The Hardware You Can't See

I’ve never seen an AI server in person, but I’m excited for the chance to. This year, I was lucky enough to be sponsored to attend the OCP Global Summit and join NeurIPS in San Diego.

I’m also really curious about how open source might help reduce costs over time. I remember how open-sourcing Android lowered phone manufacturing costs, and I’m hoping to see something similar happen here—though it’ll definitely take time. And for Meta, the benefit seems straightforward: lower costs for them as well. (Update, Nov 2025: I’m more skeptical about open-source hardware now.)

Building AI clusters takes more than GPUs. Networking and bandwidth are key to keeping them fast. Meta's open-source system consists of an isolated high-bandwidth network that connects all their GPUs and domain-specific accelerators. Bandwidth is expected to grow by 5x to 10x by 2030. Hopper GPUs had 900GB/s NVLink; Blackwell is twice that. Every new generation GPU is doubling or more in compute throughput, which forces interconnect bandwidth to keep up, so the chips aren't waiting for the data. 


To support this, AI Labs need a high-performance, multi-tier, non-blocking network fabric that can manage traffic smoothly. Meta decided to open-source Catalina, a high-power rack capable of supporting up to 140kW. The other reference you can typically find on the internet is Bianca, but it's a total integrated system from Nvidia. 
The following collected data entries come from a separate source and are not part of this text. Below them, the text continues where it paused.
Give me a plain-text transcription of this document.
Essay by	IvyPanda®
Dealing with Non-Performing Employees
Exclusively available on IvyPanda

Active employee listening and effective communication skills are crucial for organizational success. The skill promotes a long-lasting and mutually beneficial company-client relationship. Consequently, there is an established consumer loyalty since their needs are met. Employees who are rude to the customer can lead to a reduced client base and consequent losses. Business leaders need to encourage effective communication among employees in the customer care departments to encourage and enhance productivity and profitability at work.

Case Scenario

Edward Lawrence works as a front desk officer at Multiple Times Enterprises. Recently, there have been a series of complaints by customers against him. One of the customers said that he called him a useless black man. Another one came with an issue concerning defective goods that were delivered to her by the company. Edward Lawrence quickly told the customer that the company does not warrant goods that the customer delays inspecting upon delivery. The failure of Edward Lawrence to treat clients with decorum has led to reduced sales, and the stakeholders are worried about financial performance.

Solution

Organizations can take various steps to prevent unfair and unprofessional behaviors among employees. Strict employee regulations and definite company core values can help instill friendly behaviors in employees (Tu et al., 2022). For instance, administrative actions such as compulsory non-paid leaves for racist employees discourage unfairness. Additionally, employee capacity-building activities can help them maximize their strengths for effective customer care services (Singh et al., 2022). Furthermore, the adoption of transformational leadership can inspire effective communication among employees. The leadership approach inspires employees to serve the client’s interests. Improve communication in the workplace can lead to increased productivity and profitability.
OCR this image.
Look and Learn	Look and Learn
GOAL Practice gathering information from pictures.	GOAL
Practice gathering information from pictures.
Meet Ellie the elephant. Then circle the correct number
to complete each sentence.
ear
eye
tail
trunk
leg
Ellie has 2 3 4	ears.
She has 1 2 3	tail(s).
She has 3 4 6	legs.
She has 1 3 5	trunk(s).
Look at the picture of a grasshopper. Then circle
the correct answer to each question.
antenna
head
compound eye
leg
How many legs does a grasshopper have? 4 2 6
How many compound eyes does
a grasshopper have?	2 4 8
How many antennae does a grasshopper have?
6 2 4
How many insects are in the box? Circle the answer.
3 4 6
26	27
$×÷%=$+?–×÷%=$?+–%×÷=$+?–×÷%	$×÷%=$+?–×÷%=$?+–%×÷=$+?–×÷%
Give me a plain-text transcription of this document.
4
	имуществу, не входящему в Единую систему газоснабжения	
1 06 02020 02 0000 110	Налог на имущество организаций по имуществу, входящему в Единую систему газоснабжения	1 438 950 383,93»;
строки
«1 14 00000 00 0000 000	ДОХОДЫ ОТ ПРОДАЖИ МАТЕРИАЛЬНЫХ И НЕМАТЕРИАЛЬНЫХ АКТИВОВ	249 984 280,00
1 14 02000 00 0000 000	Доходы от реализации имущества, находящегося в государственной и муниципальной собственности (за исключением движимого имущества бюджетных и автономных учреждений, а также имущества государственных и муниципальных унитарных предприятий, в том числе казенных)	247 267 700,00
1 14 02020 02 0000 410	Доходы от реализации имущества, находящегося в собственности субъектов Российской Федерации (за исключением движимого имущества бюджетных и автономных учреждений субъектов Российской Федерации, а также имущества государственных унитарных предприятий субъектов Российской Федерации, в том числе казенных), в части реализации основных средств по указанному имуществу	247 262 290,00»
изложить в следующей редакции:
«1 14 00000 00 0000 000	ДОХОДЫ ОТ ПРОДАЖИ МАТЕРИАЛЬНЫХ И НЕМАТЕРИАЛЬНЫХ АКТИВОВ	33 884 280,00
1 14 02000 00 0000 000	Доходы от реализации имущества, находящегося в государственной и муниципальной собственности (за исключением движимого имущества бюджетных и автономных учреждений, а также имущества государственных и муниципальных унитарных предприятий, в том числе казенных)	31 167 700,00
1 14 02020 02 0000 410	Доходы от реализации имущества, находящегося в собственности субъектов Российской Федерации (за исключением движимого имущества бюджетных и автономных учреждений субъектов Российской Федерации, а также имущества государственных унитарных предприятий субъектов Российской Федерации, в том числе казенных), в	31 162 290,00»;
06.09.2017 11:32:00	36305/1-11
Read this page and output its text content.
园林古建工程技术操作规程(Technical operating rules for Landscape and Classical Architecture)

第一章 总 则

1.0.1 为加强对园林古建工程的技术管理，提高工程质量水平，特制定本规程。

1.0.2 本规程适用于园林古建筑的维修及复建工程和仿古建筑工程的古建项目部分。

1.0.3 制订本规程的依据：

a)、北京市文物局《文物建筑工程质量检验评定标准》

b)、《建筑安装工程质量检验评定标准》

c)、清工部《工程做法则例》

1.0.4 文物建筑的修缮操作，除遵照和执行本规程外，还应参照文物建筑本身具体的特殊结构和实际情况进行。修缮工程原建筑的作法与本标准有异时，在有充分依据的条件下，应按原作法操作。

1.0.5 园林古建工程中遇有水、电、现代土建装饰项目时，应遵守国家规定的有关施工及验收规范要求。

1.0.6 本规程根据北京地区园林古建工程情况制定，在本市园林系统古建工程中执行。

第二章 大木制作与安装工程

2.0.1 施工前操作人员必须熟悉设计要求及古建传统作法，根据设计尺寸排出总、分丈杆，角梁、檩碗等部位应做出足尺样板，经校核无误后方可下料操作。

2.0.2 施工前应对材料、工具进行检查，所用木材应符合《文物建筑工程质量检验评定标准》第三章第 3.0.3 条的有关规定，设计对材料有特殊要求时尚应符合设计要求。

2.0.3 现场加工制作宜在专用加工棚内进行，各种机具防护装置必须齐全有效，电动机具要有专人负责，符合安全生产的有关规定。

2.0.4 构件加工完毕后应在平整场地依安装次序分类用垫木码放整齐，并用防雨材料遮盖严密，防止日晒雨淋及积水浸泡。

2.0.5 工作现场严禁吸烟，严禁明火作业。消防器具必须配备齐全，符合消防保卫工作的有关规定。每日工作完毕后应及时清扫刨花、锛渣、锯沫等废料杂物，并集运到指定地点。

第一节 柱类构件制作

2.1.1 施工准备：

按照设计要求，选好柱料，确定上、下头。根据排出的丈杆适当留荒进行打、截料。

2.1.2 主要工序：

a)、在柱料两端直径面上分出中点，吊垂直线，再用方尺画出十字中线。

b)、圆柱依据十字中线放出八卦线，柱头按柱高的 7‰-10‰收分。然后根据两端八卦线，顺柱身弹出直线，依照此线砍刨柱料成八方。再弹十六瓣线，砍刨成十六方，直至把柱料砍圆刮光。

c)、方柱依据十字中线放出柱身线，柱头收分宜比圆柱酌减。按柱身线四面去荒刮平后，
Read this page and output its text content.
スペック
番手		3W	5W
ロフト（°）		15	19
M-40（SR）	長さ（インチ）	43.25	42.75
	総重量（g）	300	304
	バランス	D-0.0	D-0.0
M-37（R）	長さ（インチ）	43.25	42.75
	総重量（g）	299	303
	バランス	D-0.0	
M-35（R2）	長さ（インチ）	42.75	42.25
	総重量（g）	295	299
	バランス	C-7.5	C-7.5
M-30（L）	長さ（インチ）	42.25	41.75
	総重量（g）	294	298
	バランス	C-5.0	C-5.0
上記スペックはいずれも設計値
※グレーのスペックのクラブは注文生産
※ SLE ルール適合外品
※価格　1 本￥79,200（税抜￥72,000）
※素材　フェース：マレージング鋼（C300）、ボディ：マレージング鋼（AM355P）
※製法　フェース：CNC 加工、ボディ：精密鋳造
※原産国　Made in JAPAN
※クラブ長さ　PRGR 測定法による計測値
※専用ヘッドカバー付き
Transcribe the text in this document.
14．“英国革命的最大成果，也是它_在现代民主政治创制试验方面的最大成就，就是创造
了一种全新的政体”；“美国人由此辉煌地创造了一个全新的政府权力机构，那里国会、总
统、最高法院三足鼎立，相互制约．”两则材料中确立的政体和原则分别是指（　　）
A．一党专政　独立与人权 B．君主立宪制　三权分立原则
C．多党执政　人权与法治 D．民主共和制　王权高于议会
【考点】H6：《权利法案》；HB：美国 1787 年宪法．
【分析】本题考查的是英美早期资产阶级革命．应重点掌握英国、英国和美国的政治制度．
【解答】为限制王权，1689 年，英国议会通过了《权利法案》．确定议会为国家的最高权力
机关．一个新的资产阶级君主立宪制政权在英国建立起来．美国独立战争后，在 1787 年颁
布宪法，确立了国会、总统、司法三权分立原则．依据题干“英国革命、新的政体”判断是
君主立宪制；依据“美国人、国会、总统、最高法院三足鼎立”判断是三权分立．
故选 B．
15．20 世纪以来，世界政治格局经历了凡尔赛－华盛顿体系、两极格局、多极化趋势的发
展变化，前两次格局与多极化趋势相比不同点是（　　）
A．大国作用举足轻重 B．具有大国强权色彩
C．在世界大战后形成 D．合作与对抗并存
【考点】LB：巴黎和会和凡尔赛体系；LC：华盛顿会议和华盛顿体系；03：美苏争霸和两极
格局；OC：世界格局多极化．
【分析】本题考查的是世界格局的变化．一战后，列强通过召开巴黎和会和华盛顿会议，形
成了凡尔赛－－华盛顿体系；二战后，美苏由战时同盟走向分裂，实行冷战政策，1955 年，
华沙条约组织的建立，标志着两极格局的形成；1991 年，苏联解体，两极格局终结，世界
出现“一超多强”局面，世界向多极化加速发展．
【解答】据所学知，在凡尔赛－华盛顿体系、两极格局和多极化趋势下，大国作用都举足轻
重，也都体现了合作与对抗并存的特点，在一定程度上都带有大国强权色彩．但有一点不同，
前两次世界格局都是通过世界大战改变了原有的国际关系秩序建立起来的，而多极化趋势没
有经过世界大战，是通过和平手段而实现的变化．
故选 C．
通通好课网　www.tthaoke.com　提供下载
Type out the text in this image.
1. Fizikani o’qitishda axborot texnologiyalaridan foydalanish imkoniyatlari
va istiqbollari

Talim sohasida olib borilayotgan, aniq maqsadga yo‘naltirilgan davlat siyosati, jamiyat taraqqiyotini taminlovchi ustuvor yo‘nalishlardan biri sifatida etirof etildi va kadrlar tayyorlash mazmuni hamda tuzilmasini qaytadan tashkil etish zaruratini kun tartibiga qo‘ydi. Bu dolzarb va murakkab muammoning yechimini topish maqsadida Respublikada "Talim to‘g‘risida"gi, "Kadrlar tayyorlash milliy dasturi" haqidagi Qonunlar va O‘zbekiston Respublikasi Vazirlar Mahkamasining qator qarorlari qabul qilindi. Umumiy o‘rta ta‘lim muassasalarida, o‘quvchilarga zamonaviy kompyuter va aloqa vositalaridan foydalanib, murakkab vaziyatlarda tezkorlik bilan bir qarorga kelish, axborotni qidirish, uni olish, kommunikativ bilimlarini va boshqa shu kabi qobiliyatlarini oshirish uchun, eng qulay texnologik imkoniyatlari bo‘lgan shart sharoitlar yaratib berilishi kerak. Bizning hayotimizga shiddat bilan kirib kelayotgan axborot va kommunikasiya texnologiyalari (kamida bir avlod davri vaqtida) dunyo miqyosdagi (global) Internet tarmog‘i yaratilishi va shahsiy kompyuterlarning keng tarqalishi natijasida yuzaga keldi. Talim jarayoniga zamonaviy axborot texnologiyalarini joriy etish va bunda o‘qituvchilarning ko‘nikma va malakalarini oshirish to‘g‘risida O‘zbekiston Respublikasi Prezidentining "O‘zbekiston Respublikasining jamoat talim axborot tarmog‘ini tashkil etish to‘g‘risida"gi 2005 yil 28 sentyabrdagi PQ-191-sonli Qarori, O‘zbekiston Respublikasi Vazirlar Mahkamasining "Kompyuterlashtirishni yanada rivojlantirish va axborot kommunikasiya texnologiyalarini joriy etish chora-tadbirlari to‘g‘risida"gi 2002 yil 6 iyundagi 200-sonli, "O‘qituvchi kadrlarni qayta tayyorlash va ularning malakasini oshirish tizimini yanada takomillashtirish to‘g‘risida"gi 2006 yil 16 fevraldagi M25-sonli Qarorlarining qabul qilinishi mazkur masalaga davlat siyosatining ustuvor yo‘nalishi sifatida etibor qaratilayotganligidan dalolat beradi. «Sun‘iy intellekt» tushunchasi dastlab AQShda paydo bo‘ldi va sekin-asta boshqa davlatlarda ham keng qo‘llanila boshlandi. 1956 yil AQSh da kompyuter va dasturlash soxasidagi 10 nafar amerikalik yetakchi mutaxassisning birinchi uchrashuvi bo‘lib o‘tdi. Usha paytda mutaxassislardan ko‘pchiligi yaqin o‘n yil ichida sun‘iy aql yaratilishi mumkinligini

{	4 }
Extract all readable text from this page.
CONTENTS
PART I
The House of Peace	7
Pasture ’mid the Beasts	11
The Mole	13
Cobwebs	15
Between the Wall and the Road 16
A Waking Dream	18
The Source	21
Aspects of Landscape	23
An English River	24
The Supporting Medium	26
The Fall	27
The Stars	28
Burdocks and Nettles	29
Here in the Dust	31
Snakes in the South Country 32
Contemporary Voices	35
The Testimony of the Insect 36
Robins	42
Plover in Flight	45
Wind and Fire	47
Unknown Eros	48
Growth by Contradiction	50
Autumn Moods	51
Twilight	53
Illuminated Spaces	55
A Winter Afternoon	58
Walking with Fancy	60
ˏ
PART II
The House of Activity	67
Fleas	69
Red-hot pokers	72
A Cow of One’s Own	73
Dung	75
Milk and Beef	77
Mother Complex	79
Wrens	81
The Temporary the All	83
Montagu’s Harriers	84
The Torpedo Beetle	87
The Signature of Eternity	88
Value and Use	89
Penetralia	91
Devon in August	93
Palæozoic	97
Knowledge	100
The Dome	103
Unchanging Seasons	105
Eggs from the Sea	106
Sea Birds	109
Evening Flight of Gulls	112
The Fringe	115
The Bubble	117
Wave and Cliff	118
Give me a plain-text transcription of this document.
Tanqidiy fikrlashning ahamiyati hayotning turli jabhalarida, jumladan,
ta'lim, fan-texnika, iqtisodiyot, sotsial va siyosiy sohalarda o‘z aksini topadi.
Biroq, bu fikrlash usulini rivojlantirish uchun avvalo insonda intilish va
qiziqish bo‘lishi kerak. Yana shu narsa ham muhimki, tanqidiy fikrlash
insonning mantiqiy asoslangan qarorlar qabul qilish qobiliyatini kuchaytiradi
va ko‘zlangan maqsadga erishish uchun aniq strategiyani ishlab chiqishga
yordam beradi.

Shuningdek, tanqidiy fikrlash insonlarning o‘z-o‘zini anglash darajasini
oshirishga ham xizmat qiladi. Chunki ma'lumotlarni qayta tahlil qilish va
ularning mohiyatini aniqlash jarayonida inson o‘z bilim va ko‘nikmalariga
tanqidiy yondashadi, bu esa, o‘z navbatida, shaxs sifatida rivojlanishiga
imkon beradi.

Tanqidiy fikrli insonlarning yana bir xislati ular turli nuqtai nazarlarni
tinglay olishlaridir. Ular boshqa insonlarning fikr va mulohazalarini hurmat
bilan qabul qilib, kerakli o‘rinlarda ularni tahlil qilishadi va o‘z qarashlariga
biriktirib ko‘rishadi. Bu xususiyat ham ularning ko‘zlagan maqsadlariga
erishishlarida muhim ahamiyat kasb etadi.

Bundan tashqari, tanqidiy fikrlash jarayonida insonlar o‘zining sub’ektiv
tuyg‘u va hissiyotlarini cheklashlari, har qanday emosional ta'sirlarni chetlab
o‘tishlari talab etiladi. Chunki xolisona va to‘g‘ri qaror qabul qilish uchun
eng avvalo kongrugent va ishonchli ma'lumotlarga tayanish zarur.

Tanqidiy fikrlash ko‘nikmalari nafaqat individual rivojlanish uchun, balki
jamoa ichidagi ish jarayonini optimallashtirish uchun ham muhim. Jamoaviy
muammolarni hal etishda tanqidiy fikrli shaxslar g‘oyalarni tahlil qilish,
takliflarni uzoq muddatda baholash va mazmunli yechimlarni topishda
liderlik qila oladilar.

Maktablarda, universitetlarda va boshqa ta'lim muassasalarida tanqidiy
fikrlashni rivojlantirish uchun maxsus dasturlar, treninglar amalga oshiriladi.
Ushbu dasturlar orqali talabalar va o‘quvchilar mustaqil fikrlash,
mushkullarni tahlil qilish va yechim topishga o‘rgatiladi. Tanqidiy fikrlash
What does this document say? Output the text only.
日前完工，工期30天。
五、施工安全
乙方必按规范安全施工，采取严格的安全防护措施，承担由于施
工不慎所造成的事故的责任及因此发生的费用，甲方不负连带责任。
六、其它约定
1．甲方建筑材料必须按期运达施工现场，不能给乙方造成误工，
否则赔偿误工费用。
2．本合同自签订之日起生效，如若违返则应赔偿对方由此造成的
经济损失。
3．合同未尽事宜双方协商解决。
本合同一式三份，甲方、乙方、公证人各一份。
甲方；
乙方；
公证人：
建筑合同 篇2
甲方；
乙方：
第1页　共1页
Source: Meta Catalina Specification via OCP

Components within Meta's compute tray

1. GB200 High Performance Module (N)- Modular component that contains CPU and GPU
2. Host Management Controller (N)- Control panel to monitors all parts, checks temperature, etc 
3. Connect X7 (N)- Network interface card that talks to your GPU and data center fabric 
4. Power Distribution Board (M)- Receive bulk power and distribute it to everyone else 
5. Data Center Secure Control Module (M) - Low speed chips moved to DC SCM, making HPM less dense and cheaper. Allows upgrade without changing the whole HPM 
6. E1.S NVMe backplane (M) - Interconnect board connecting SSDs to main system 
7. OSFP Carrier Board (M)- Acts as a interface between compute trays and network fabric. Best for thermals and maintanability. 
8. Front IO Board (M)- Interface board to keep motherboard cleaner
9. CX7 OCP NIC 3.0 (Commodity)- Seperate board for CX7 NIC to allow easier upgrade, simplify cooling and signal integrity

N= Nvidia-designed
M= Meta-designed 

Thermal Solution
Catalina uses a combination of liquid and fan cooling, with a suspected code name of "Channel Island". They utilise a PG25-based liquid, with a temperature of 10-12 degrees celcius. They have terminal sensors within the baseboard management controller (BMC) that tolerates +-2C. Channel Island can also detect leaks via sensors, contain leaks via mechanical design and response to leaks by shutting down power or turn off supply once detected. 

Within the compute tray, there are eight fans. These fans provide air cooling for the E1.S drives, front end CX7 OCP NICs, the DC-SCM, and the power conversion circuitry on the PDB. The thermal design is resilient and can continue to operate with a single fan rotor failure. The cold plate loop is used for liquid cooling on the high-powered components - like the GB200 and CX7 backend NIC modules. 

Electricity
From reading semi-analysis, I was intrigued to learn that the cost of power is cheaper in some US states compared to some parts of the world. Notably, costs are 1/3 of Singapore! The power landscape is accelerating, and a 50MW+ per facility would no longer be enough. Legacy data centres would no longer be relevant. 
 
There are other components beyond electricity and thermal, which are open-sourced by Meta. Currently, they utilise Quanta, a Taiwanese supplier, to build their bare metal.